Kadavra Makamında Bir Mihnetsiz Sevda Çöplüğü Masalı
kurşuni bir sonbahardı
ilk ritim bozukluğunu  anımsadığımda
büyüyordum ve yerine dar geliyordu bana kalsa
oyun havalarından arabeske kaçkın ıslıklarımın farkında bile değildim
kıskanmayı bile bilmiyordum daha...!
talihin kör ve sağır sokaklarında büyüdü ağrım
mihnetsiz sevgiden bir yumaktı
dallı budaklıydı
sığmadı genişleyerek kırıldı kozası 
kafesine sığmaz oldu göğsüm
hiç demezdim ama;
kıskandırmaların dışında aşıktım sana
inceciktin zap zayıftın 
gülerdin, güldürür
bilemedim hiç
ve gidene kadar da
hiç aklım yetmedi 
hiç... 
ayaklarının bu kadar ağır olduğuna...!
kimsesiz bir kumardın hayat pazarımda
fakir bonkörlüğü kadar vericiydi sevdamız önceleri
peşin satanın sadece koltuğu bile yetiyordu
ama...
kumarcının kumarcıya beş kuruşu geçmezmiş  ya
emeklerim hariç;
senden geriye kala kala
deklanşörü  hala sen kokan resimler kaldı işte avucumda...!
ne vakitti 
ne zaman başladı da
 ne zaman bitti hala muamma
ya hayatın ipliği çürüktü sevdadan yana
ya da hayat gerçek kadar çabuktu rüyalar kadar çokça...!
her canlı önce büyümeye heveslidir sevdalıdır ya
bilmezsin işte
bilemedim ben de 
kaybettiğin her gün kadar büyürsün aslında
ve bir o kadar gidersin kendinden 
 yol tutmuşken artarak devam eden ağrılarla yaşamaya...!
farkettiğinde saç sakal eşkiya makanına yazılmıştır bile
tersine döner yelkovan 
her saat başı kendini kendinden çözememe vurur kafana
ne terin kesilir ne de taramalı hırsların
devamlı sağa sola salladıkça saçını başını
tüm saatler fazla mesaidedir nedense 
her terkediliş sonrasında....!
ve anlarsın
 kurtuluşu kaçmak olmayan tek kaçış kendindendir!

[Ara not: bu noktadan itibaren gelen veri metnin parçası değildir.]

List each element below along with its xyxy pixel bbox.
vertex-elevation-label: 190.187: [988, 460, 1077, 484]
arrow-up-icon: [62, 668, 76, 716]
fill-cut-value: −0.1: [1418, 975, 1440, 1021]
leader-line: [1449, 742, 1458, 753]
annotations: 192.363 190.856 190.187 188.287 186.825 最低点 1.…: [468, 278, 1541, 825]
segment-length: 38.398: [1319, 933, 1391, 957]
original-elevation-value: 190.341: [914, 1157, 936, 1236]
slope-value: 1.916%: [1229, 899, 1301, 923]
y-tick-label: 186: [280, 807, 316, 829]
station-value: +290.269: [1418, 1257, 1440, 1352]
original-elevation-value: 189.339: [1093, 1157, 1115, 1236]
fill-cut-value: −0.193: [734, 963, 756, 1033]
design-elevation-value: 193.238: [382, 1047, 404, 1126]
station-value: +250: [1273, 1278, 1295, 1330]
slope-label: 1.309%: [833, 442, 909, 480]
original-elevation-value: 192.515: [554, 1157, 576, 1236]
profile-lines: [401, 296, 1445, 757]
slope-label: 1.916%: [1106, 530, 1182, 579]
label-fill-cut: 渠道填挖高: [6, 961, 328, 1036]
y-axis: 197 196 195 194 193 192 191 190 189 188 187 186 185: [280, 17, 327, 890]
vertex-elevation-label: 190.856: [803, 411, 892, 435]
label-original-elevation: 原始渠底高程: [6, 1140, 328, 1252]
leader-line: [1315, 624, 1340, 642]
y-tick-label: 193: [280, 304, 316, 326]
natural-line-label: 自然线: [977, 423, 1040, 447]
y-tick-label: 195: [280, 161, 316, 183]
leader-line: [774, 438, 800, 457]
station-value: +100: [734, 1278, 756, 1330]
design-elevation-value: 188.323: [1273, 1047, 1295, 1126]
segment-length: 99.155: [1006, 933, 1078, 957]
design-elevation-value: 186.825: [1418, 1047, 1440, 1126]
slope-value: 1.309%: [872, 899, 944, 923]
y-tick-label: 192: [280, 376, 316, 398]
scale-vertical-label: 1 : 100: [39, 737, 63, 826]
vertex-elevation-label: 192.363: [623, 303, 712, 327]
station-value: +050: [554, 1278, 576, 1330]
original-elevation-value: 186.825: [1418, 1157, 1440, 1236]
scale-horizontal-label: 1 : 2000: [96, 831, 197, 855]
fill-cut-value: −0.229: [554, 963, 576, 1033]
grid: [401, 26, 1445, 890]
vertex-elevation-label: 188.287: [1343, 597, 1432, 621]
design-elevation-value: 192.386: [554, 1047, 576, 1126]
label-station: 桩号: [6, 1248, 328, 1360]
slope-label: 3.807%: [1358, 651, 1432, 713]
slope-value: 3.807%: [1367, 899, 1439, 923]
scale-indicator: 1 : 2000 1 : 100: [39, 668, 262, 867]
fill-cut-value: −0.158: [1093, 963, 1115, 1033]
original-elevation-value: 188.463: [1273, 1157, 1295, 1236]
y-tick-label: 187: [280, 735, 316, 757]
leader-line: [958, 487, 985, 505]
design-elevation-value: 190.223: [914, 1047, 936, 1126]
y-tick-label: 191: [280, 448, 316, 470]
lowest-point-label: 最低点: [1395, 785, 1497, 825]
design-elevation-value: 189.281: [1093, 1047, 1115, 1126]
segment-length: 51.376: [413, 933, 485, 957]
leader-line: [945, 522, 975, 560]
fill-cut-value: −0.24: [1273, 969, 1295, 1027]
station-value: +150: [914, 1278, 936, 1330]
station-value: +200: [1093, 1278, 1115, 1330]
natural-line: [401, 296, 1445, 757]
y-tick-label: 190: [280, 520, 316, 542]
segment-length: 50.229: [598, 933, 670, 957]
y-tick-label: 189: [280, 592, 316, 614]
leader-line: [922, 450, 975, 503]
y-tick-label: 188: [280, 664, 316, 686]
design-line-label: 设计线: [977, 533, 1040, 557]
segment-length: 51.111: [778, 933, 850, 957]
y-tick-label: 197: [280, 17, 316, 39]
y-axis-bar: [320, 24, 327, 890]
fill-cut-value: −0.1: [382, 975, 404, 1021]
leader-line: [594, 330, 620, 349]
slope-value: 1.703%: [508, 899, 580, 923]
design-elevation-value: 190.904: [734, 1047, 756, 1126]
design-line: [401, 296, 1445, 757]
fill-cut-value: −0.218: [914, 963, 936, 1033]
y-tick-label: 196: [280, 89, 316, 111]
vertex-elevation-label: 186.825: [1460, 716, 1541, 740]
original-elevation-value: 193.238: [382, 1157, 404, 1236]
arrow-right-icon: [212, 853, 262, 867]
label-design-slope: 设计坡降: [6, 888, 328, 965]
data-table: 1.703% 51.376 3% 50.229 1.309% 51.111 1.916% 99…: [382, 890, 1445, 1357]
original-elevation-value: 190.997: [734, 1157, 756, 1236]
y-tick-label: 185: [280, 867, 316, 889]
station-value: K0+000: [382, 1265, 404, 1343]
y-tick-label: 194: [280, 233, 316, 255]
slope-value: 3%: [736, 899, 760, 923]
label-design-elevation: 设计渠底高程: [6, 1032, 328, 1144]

saklandıkça kendinden hep yakalanırsın bir uyku vakti  sırasında
kolundan yüreğe sıçramıştır dövmeler
yalnız sanarsın kendini güya 
ama ;isyana tam teşekkül kuşanmış 
bir beden değil!
 beş beden büyük bir ceset yatar yanında...!
ve her şeyden biraz  vardır içinde 
kucaklar zoraki alır seni içine o ceset
öyle bir anlarsın ki;
çoğaldıkça azalan sadece takvimin ardında kalanlardır oysa
bir müddet sonra yakalanırsın yine  kendine 
bir fotoğraf
 bir resim 
 bir cigara 
ya da bir bardak çayın ucunda
Tanrıya yalvarışların gelirken aklına
sevdaya dair inançsız bir atesit  ruh kalmıştır
bir de; 
aşk şarkılarından  geriye kala kala suskun bir kadavra
ve o yüzden her şeyden biraz vardır 
o 
mihnetsiz sevda çöplüğünün tıbbi atıklarında...!
ToprağınSesi









Şiir yazmak size yakışıyor sevgili dost....İnsan okurken sıkılmıyor....Sevgilerimle...😙ud83cudfbb👍
tarihsel acılardan kurtulmak için günah çıkarma seansı gibiydi şiir.
şair rahat mıdır şimdi bilinmez, ne de olsa affedilse bile o günah, işlenmiştir bir kere.
kutladım şair.
Tam isabet denilecek bir ifadeydi:
"ya hayatın ipliği çürüktü sevdadan yana"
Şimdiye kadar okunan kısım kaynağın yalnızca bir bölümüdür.